Повисло молчание. Я слышал, как ночные птицы перекликаются друг с другом.
Арнегазад долго недоверчиво рассматривал меня и в конце концов спросил:
— А на чем специализировался твой отец?
— Специализировался?
— Каждый чародей, как ты сам сказал, выбирает себе свою собственную уникальную область магии. Какая была у него?
Его вопрос поразил меня. С одной стороны, я никогда по-настоящему не думал об этом. С другой, редко думал о чем-то еще.
— Мне кажется, — поразмыслив, все же ответил я, — он специализировался на предательстве. Входил в доверие к другим. Учился у них. Использовал их в собственных целях, потом убивал, если ему это было выгодно.
— Но, — заметил младший брат, Дельрегазад, — разве не все чародеи поступают точно так же?
Остальные со страхом посмотрели на меня. С виду я казался им обычным ребенком, но ведь я сам только что признался в том, что я убийца. Я был не просто волшебником, которые часто бывают белыми магами или даже святыми, а черным магом, чародеем, от которого, без сомнения, не стоит ожидать ничего хорошего.
— Да, — сказала я, — но для отца убийство превратилось в смысл жизни, давно перестав быть просто средством для достижения цели. Он возвысил его, превратив в своего рода искусство.
— Ах, — выдохнул Дельрегазад, садясь на свое место.
Опять воцарилось молчание. И снова его нарушил Арнегазад.
— А в какой области магии специализируешься ты, Секенр?
— Каллиграфия. Письмо, буквы на бумаге.
— В самом деле? — Это утверждение он тоже воспринял с изрядной долей скептицизма. Не думаю, чтобы он поверил мне. Я сидел с непроницаемым выражением лица, ожидая, что он скажет: Нет, Секенр, твой истинный талант — в умении страдать. Твоя каллиграфия — это письмена на твоем собственном теле. Видишь, страница исписана уже полостью.
Но он ничего не сказал.
Вскоре кто-то принес миску с водой.
— Посмотри в нее, — распорядился Арнегазад. — Расскажешь нам, что ты там увидел.
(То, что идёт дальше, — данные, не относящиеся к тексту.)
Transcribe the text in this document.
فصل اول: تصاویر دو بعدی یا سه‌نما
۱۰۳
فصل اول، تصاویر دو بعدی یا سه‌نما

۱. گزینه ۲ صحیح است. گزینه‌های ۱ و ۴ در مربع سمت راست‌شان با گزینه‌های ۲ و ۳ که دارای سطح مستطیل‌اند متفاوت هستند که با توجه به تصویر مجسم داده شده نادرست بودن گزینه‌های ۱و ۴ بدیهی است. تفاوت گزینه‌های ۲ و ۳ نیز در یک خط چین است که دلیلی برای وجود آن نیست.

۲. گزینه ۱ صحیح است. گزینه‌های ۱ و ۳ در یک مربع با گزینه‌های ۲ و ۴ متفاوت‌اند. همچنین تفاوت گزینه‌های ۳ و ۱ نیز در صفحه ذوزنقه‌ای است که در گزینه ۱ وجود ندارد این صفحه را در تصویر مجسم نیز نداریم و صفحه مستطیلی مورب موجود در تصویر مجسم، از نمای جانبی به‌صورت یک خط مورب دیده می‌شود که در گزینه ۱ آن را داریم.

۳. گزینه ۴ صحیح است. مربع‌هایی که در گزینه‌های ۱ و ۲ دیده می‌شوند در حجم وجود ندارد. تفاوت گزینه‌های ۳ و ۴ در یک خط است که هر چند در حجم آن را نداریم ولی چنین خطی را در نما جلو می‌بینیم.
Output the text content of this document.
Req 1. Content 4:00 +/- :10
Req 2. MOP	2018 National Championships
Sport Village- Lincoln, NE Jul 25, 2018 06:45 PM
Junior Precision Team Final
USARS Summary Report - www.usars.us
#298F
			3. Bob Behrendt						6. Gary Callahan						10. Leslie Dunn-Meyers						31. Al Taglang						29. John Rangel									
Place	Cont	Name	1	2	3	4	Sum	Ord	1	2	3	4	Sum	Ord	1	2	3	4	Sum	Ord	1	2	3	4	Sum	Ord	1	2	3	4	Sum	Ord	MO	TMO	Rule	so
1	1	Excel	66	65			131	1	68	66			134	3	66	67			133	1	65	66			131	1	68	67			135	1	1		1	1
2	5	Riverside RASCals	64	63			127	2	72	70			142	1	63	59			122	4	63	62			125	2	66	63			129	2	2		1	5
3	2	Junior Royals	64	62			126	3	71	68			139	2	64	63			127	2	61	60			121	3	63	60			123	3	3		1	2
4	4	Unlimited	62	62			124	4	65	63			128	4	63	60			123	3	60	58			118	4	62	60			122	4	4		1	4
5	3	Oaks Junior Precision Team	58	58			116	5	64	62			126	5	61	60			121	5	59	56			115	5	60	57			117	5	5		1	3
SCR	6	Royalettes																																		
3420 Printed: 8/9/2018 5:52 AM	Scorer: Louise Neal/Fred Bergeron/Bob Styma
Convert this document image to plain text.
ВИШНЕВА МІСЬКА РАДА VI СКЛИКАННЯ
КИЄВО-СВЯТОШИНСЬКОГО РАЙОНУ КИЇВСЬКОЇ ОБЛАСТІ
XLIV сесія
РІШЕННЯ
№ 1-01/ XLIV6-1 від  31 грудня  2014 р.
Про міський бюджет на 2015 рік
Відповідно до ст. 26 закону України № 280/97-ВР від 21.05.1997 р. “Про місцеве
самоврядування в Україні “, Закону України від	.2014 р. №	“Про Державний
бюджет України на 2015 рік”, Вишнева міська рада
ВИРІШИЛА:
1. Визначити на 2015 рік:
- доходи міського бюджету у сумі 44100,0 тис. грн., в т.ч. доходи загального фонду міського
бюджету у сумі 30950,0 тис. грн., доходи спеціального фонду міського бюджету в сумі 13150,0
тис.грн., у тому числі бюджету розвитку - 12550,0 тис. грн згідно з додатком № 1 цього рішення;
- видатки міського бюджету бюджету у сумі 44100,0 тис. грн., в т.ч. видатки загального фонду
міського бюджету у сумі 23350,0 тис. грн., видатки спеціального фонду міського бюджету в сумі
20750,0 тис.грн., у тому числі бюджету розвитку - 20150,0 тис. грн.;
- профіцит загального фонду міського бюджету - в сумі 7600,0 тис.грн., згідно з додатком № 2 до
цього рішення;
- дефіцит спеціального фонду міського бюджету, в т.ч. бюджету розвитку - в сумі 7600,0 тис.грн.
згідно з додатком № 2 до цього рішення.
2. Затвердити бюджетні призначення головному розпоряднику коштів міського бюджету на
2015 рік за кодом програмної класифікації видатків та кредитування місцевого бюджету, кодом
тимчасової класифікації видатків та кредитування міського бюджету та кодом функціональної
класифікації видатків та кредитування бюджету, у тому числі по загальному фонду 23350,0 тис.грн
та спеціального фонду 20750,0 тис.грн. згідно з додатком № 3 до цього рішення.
Без сомнения, мне была устроена самая настоящая проверка, но я сделал все, как мне велели: зажег в руках огонь под сдавленные вздохи и возгласы зрителей и, опустив руки в миску, держал их там, пока белое пламя целиком не покрыло поверхность воды.
Я многое там увидел: многих людей, многие страны… но вдруг я вскрикнул и выплеснул воду себе на колени.
— Я не могу ничего рассказать вам… — я плакал. Арнегазад протянул руку, дотронулся до моей щеки и резко отдернул палец, когда тот коснулся настоящей слезы.
— А я и не знал, что чародеи способны на это, — сказал он.
На следующее утро мы добрались до руин сожженного города. Вырытые шесты были свалены в кучу на речном берегу, но ни запаха гари, ни запаха смерти уже не осталось, лишь запах пыли.
К полудню мы доехали до второго города, который тоже был сожжен, но немногие оставшиеся в живых уже начали восстанавливать его. Арнегазад распорядился ждать его, пока он совещался с выжившими членами городского совета — тремя стариками, спорившими с ним и отчаянно жестикулировавшими. Наконец нас всех усадили в одну единственную утлую лодку, управляемую перевозчиком и его сыном, в то время как остальные в страхе старались держаться от нас подальше. Мы уселись среди своего багажа и очень скромно перекусили уже на воде. Мне хотелось спросить, куда делись верблюды. Их стоимость значительно превышала плату перевозчику. Но я хранил молчание.
Арнегазад обратился к спутникам на своем языке, потом обернулся ко мне.
— Боюсь, наша миссия не увенчается успехом — мы ехали зря. Царь уже мертв.
— Ка… Какой царь это был?
Арнегазад очень странно посмотрел на меня.
— Ну, Венамон Четвертый, разумеется.
А знаешь ли ты, что смотришь в лицо его убийцы?
Я сглотнул слюну и с трудом выговорил:
— Тогда зачем же вы продолжаете свое путешествие? Почему не возвращаетесь домой?
Арнегазад просто пожал плечами.
— Мы зашли уже слишком далеко. Нам хотелось бы увидеть знаменитый Город-в-Дельте.
Дельрегазад тронул его за плечо и что-то прошептал.
— Кроме того, Секенр, — продолжил Арнегазад, — для нас все же, возможно, найдется там работа. Я думаю, что и у тебя есть там дела.
— Да, — тихо ответил я.
— Это связано с тем, что ты видел в миске прошлой ночью?